Origin spawned more upgrades than just about anyone else. I remember trying Ultima VI before it came out, at AggieCon, thanks to Keith Berdak, the artist who did the artwork for the Compendium that came in the box.

Ultima IV was the first game I bought for my C64. It took me almost a year to beat it - and I have the completion certificate to prove it! As much as I love the other classic CRPGs, the Ultima series will always stand at the top of that heap.

(Come to think of it, I bought Wing Commander I & II before I had a PC to play them on, too. I was always a whore for Origin.)

DarthKrzysztof wrote:

(Come to think of it, I bought Wing Commander I & II before I had a PC to play them on, too. I was always a whore for Origin.)

Proposed tag: Original Whore

I'd pay good money to see Richard Gariott do a remake of the original Ultima, spaceships and time machines included.

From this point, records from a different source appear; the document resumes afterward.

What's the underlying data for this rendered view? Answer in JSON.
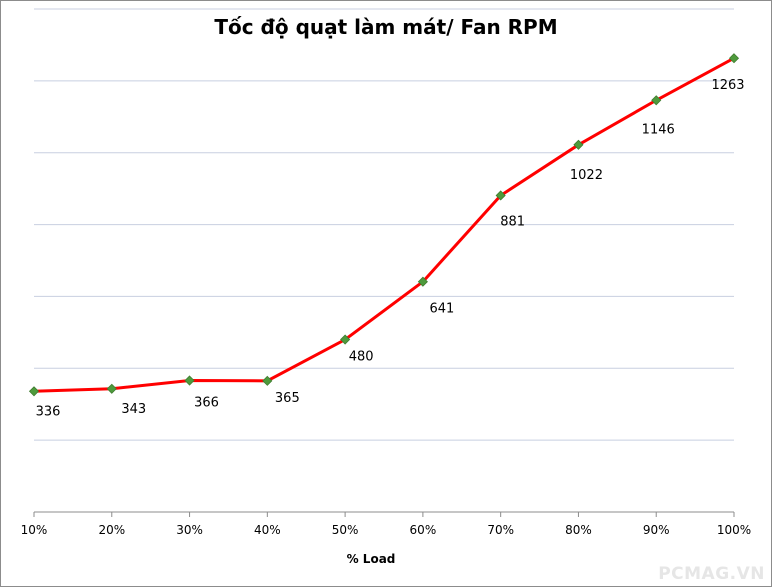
{
  "chart_data": {
    "type": "line",
    "title": "Tốc độ quạt làm mát/ Fan RPM",
    "xlabel": "% Load",
    "ylabel": "",
    "categories": [
      "10%",
      "20%",
      "30%",
      "40%",
      "50%",
      "60%",
      "70%",
      "80%",
      "90%",
      "100%"
    ],
    "series": [
      {
        "values": [
          336,
          343,
          366,
          365,
          480,
          641,
          881,
          1022,
          1146,
          1263
        ],
        "data_labels": [
          "336",
          "343",
          "366",
          "365",
          "480",
          "641",
          "881",
          "1022",
          "1146",
          "1263"
        ],
        "line_color": "#ff0000",
        "marker_color": "#4e9a3c"
      }
    ],
    "ylim": [
      0,
      1400
    ],
    "y_gridline_step": 200,
    "grid": true,
    "legend": "none",
    "gridline_color": "#c8cfe0"
  },
  "watermark": "PCMAG.VN"
}
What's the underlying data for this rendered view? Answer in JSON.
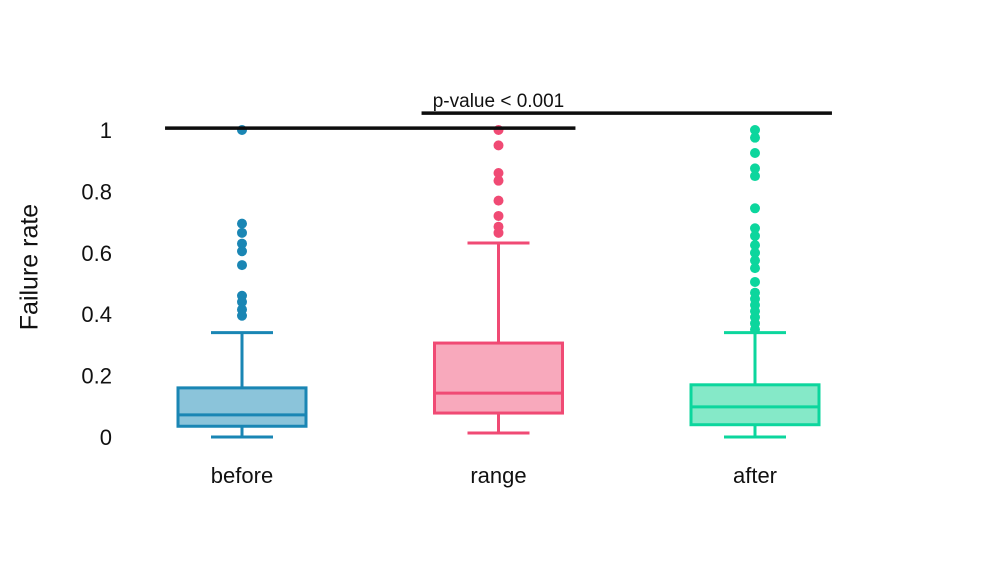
{
  "chart_data": {
    "type": "boxplot",
    "title": "",
    "ylabel": "Failure rate",
    "xlabel": "",
    "ylim": [
      0,
      1
    ],
    "yticks": [
      0,
      0.2,
      0.4,
      0.6,
      0.8,
      1
    ],
    "ytick_labels": [
      "0",
      "0.2",
      "0.4",
      "0.6",
      "0.8",
      "1"
    ],
    "categories": [
      "before",
      "range",
      "after"
    ],
    "grid": false,
    "axis_lines": false,
    "series": [
      {
        "name": "before",
        "stroke_color": "#1a86b4",
        "fill_color": "#8bc4da",
        "whisker_low": 0.0,
        "q1": 0.035,
        "median": 0.072,
        "q3": 0.16,
        "whisker_high": 0.34,
        "outliers": [
          1.0,
          0.695,
          0.665,
          0.63,
          0.605,
          0.56,
          0.46,
          0.44,
          0.415,
          0.395
        ]
      },
      {
        "name": "range",
        "stroke_color": "#f04a74",
        "fill_color": "#f8a9bc",
        "whisker_low": 0.013,
        "q1": 0.078,
        "median": 0.143,
        "q3": 0.306,
        "whisker_high": 0.632,
        "outliers": [
          1.0,
          0.95,
          0.86,
          0.835,
          0.77,
          0.72,
          0.685,
          0.665
        ]
      },
      {
        "name": "after",
        "stroke_color": "#0cd69d",
        "fill_color": "#85e9c8",
        "whisker_low": 0.0,
        "q1": 0.04,
        "median": 0.098,
        "q3": 0.17,
        "whisker_high": 0.34,
        "outliers": [
          1.0,
          0.975,
          0.925,
          0.875,
          0.85,
          0.745,
          0.68,
          0.655,
          0.625,
          0.6,
          0.575,
          0.55,
          0.505,
          0.47,
          0.45,
          0.43,
          0.41,
          0.39,
          0.37,
          0.35
        ]
      }
    ],
    "annotation": {
      "label": "p-value < 0.001",
      "label_color": "#111111",
      "bar_color": "#0d0d0d",
      "bars": [
        {
          "x1_cat": 0.7,
          "x2_cat": 2.3,
          "y_value": 1.006
        },
        {
          "x1_cat": 1.7,
          "x2_cat": 3.3,
          "y_value": 1.055
        }
      ],
      "label_x_cat": 2.0,
      "label_above_bar": 1
    }
  }
}
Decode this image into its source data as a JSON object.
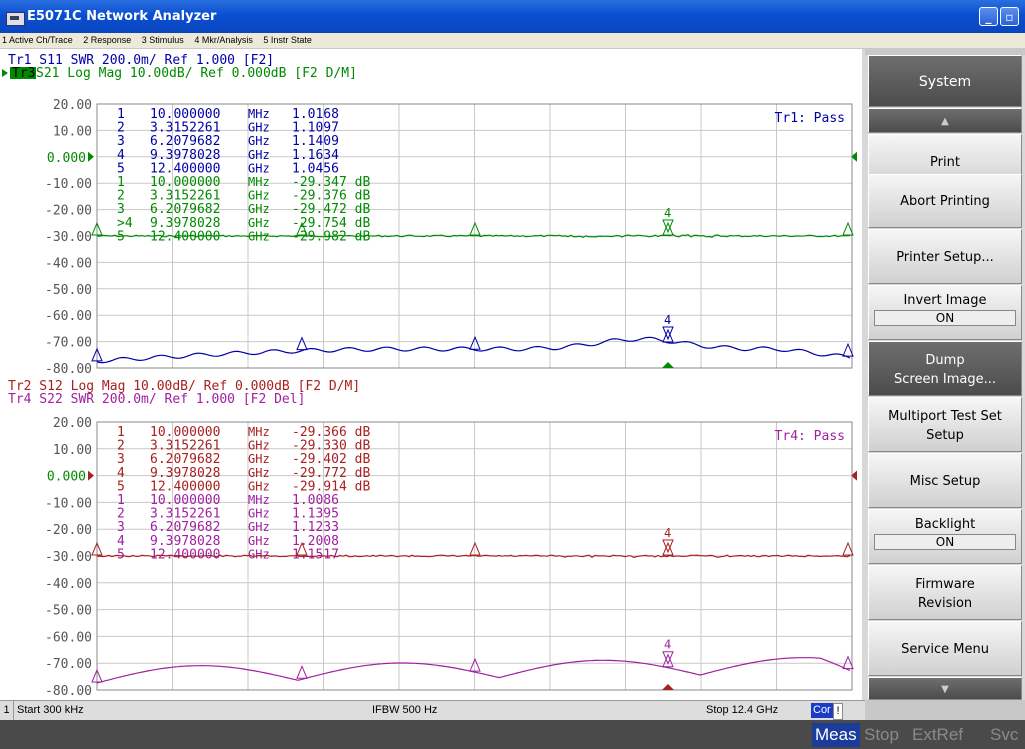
{
  "window": {
    "title": "E5071C Network Analyzer",
    "minimize_label": "_",
    "restore_label": "▫"
  },
  "menu": [
    "1 Active Ch/Trace",
    "2 Response",
    "3 Stimulus",
    "4 Mkr/Analysis",
    "5 Instr State"
  ],
  "colors": {
    "tr1": "#0000a8",
    "tr2": "#a82020",
    "tr3": "#008a00",
    "tr4": "#a020a0",
    "grid": "#c8c8c8",
    "axis_text": "#555555"
  },
  "upper_graph": {
    "header": [
      {
        "text": "Tr1  S11  SWR 200.0m/ Ref 1.000 [F2]",
        "color": "#0000a8"
      },
      {
        "active": "Tr3",
        "text": " S21  Log Mag 10.00dB/ Ref 0.000dB [F2 D/M]",
        "color": "#008a00"
      }
    ],
    "y_ticks": [
      "20.00",
      "10.00",
      "0.000",
      "-10.00",
      "-20.00",
      "-30.00",
      "-40.00",
      "-50.00",
      "-60.00",
      "-70.00",
      "-80.00"
    ],
    "ref_tick_index": 2,
    "pass_label": "Tr1: Pass",
    "markers": [
      {
        "n": "1",
        "freq": "10.000000",
        "unit": "MHz",
        "val": "1.0168",
        "color": "#0000a8"
      },
      {
        "n": "2",
        "freq": "3.3152261",
        "unit": "GHz",
        "val": "1.1097",
        "color": "#0000a8"
      },
      {
        "n": "3",
        "freq": "6.2079682",
        "unit": "GHz",
        "val": "1.1409",
        "color": "#0000a8"
      },
      {
        "n": "4",
        "freq": "9.3978028",
        "unit": "GHz",
        "val": "1.1634",
        "color": "#0000a8"
      },
      {
        "n": "5",
        "freq": "12.400000",
        "unit": "GHz",
        "val": "1.0456",
        "color": "#0000a8"
      },
      {
        "n": "1",
        "freq": "10.000000",
        "unit": "MHz",
        "val": "-29.347  dB",
        "color": "#008a00"
      },
      {
        "n": "2",
        "freq": "3.3152261",
        "unit": "GHz",
        "val": "-29.376  dB",
        "color": "#008a00"
      },
      {
        "n": "3",
        "freq": "6.2079682",
        "unit": "GHz",
        "val": "-29.472  dB",
        "color": "#008a00"
      },
      {
        "n": ">4",
        "freq": "9.3978028",
        "unit": "GHz",
        "val": "-29.754  dB",
        "color": "#008a00"
      },
      {
        "n": "5",
        "freq": "12.400000",
        "unit": "GHz",
        "val": "-29.982  dB",
        "color": "#008a00"
      }
    ]
  },
  "lower_graph": {
    "header": [
      {
        "text": "Tr2  S12  Log Mag 10.00dB/ Ref 0.000dB [F2 D/M]",
        "color": "#a82020"
      },
      {
        "text": "Tr4  S22  SWR 200.0m/ Ref 1.000 [F2 Del]",
        "color": "#a020a0"
      }
    ],
    "y_ticks": [
      "20.00",
      "10.00",
      "0.000",
      "-10.00",
      "-20.00",
      "-30.00",
      "-40.00",
      "-50.00",
      "-60.00",
      "-70.00",
      "-80.00"
    ],
    "ref_tick_index": 2,
    "pass_label": "Tr4: Pass",
    "markers": [
      {
        "n": "1",
        "freq": "10.000000",
        "unit": "MHz",
        "val": "-29.366  dB",
        "color": "#a82020"
      },
      {
        "n": "2",
        "freq": "3.3152261",
        "unit": "GHz",
        "val": "-29.330  dB",
        "color": "#a82020"
      },
      {
        "n": "3",
        "freq": "6.2079682",
        "unit": "GHz",
        "val": "-29.402  dB",
        "color": "#a82020"
      },
      {
        "n": "4",
        "freq": "9.3978028",
        "unit": "GHz",
        "val": "-29.772  dB",
        "color": "#a82020"
      },
      {
        "n": "5",
        "freq": "12.400000",
        "unit": "GHz",
        "val": "-29.914  dB",
        "color": "#a82020"
      },
      {
        "n": "1",
        "freq": "10.000000",
        "unit": "MHz",
        "val": "1.0086",
        "color": "#a020a0"
      },
      {
        "n": "2",
        "freq": "3.3152261",
        "unit": "GHz",
        "val": "1.1395",
        "color": "#a020a0"
      },
      {
        "n": "3",
        "freq": "6.2079682",
        "unit": "GHz",
        "val": "1.1233",
        "color": "#a020a0"
      },
      {
        "n": "4",
        "freq": "9.3978028",
        "unit": "GHz",
        "val": "1.2008",
        "color": "#a020a0"
      },
      {
        "n": "5",
        "freq": "12.400000",
        "unit": "GHz",
        "val": "1.1517",
        "color": "#a020a0"
      }
    ]
  },
  "softkeys": {
    "title": "System",
    "scroll_up": "▲",
    "scroll_down": "▼",
    "print": "Print",
    "abort_printing": "Abort Printing",
    "printer_setup": "Printer Setup...",
    "invert_image": {
      "label": "Invert Image",
      "state": "ON"
    },
    "dump_screen": {
      "line1": "Dump",
      "line2": "Screen Image..."
    },
    "multiport": {
      "line1": "Multiport Test Set",
      "line2": "Setup"
    },
    "misc_setup": "Misc Setup",
    "backlight": {
      "label": "Backlight",
      "state": "ON"
    },
    "firmware": {
      "line1": "Firmware",
      "line2": "Revision"
    },
    "service_menu": "Service Menu"
  },
  "status": {
    "channel": "1",
    "start": "Start 300 kHz",
    "ifbw": "IFBW 500 Hz",
    "stop": "Stop 12.4 GHz",
    "cor": "Cor",
    "flag": "!"
  },
  "bottom": {
    "meas": "Meas",
    "stop": "Stop",
    "extref": "ExtRef",
    "svc": "Svc"
  }
}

This is also good reading: http://www.it-he.org/ultima7.htm

harrisben wrote:
Dysplastic wrote:

I think I had the misfortune of catching this one too young. I remember playing it and being intrigued, but ultimately overwhelmed by the openness and the degree of options. I was still coming off King's Quest and Quest for Glory, so it was like being thrown into the deep end. I gave up on it - only to go on to love relatively open-world RPGs like Betrayal at Krondor, Fallout, and Oblivion.

I experienced exactly the same thing with this game and others like it when it came to the openness of the world, ie I was overwhelmed. Unlike you however, I have never gotten used to it and such games continue to overwhelm me. Every game you listed is on a long list of games that I started but never got into because they were too overwhelming for my puny brain. I need my hand held throughout the entire process and am proud of it.

Being the hypocrite I am means I also happen to think World of Warcraft is the best thing since thinly sliced cabbage.

I too was too young. Ultima 8 was my first introduction to the series. I vaguely remember a stack of 12+ floppy disks and 5 or so more for a voice pack. The intro video, starting characters and taking random stuff from places was about as far as I got.

Yoyoson wrote:

This is also good reading: http://www.it-he.org/ultima7.htm

Great link.. really shows how advanced U7 was in terms of open gameplay.